When you create an iteration, it can be a geometric iteration (based on independent points), a numeric iteration (based on parameters), or a combination of the two. Here’s an example of using a numeric iteration to create a Fibonacci sequence.
To define a Sketchpad iteration, create the preimage and then specify how its defining points or parameters should be mapped to produce the first iteration image. Sketchpad handles the iteration from there.
For instance, here are the preimage and the first three images for a Fibonacci sequence iteration. The first image repeats the preimage calculation, but instead of a and b uses the values of b and a + b from the previous step. 

Here’s the map that shows how to go from one step of the iteration to the next. It indicates that each new image will be created by starting with the values of b and a + b from the previous step. 
ab ba + b 
Follow the steps below to construct this iterated Fibonacci sequence.
1.Construct the preimage by creating new parameters a and b. Choose Number  Calculate to compute a + b. 2.Select the parameters a and b that define the preimage. 3.Choose Transform  Iterate. The Iterate dialog box appears with the left column filled in with the starting parameters from the preimage. You may need to drag the dialog box out of the way so that you can see your parameters and calculation. 

4.Click parameter b in the sketch to fill in the top box of the right column. This specifies that parameter b should play the same role in the first image that parameter a played in the preimage. 

5.Similarly click a + b in the sketch to complete the iteration map. This specifies that the result of a + b should play the same role in the first image that parameter b played in the preimage. 

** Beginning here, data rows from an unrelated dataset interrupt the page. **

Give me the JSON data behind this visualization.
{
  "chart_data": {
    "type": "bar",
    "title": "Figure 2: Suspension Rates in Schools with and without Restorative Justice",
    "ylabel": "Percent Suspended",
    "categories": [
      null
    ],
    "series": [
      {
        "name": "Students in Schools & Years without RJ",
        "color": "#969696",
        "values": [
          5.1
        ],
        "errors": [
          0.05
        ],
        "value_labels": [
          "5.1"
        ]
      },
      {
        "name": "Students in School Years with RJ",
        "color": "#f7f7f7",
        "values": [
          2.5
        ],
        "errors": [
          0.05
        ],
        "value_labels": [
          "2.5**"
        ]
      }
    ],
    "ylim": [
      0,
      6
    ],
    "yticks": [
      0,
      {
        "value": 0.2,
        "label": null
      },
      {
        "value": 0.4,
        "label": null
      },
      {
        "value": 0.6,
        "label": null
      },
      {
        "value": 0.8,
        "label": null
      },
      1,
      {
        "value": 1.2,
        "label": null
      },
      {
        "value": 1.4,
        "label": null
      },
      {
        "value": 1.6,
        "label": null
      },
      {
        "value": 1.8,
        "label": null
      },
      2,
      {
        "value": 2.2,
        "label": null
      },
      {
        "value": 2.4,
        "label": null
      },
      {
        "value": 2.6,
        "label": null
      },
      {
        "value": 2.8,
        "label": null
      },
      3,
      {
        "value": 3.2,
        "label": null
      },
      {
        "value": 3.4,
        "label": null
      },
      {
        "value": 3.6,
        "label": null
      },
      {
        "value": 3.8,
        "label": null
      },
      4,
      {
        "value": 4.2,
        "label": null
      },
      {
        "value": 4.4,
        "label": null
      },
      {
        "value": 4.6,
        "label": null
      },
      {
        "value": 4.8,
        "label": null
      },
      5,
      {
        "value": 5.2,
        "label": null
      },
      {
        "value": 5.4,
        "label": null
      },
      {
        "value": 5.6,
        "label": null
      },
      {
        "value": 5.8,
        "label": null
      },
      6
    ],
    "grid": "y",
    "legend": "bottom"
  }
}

6.After you complete the entire map, click the Iterate button to confirm the iteration rule. Sketchpad shows the result of this iteration as a table containing the results of a + b for each step of the iteration. 
Sketchpad produces an iterated image object for each object affected by your mapping. In this example the preimage has only a single object (the calculation a + b) that depends on the parameters, so the result is a single iterated image object: the table showing the value of the calculation.
If the preimage contained other numeric or geometric objects that depended on the parameters, the iteration would generate an iterated image object for each such object.
Sketchpad normally displays iterations to a depth of three, showing the first, second, and third iteration image. Use Iteration Properties to change the depth of the iteration in order to show more or fewer iteration images, or select any of the iterated image objects (the table in this example) and press + or – on the keyboard.
You can also use a numeric value (a parameter or a calculation) to control the depth of an iteration. After selecting the seed points and/or values, select one additional parameter or calculation, and then hold Shift and choose Transform  Iterate to Depth. (Notice the change in the command name.) The whole number part of the value you selected last will define the number of iterations. (When you choose Iterate, the minimum depth is one; when you choose Iterate to Depth, the minimum depth is zero.)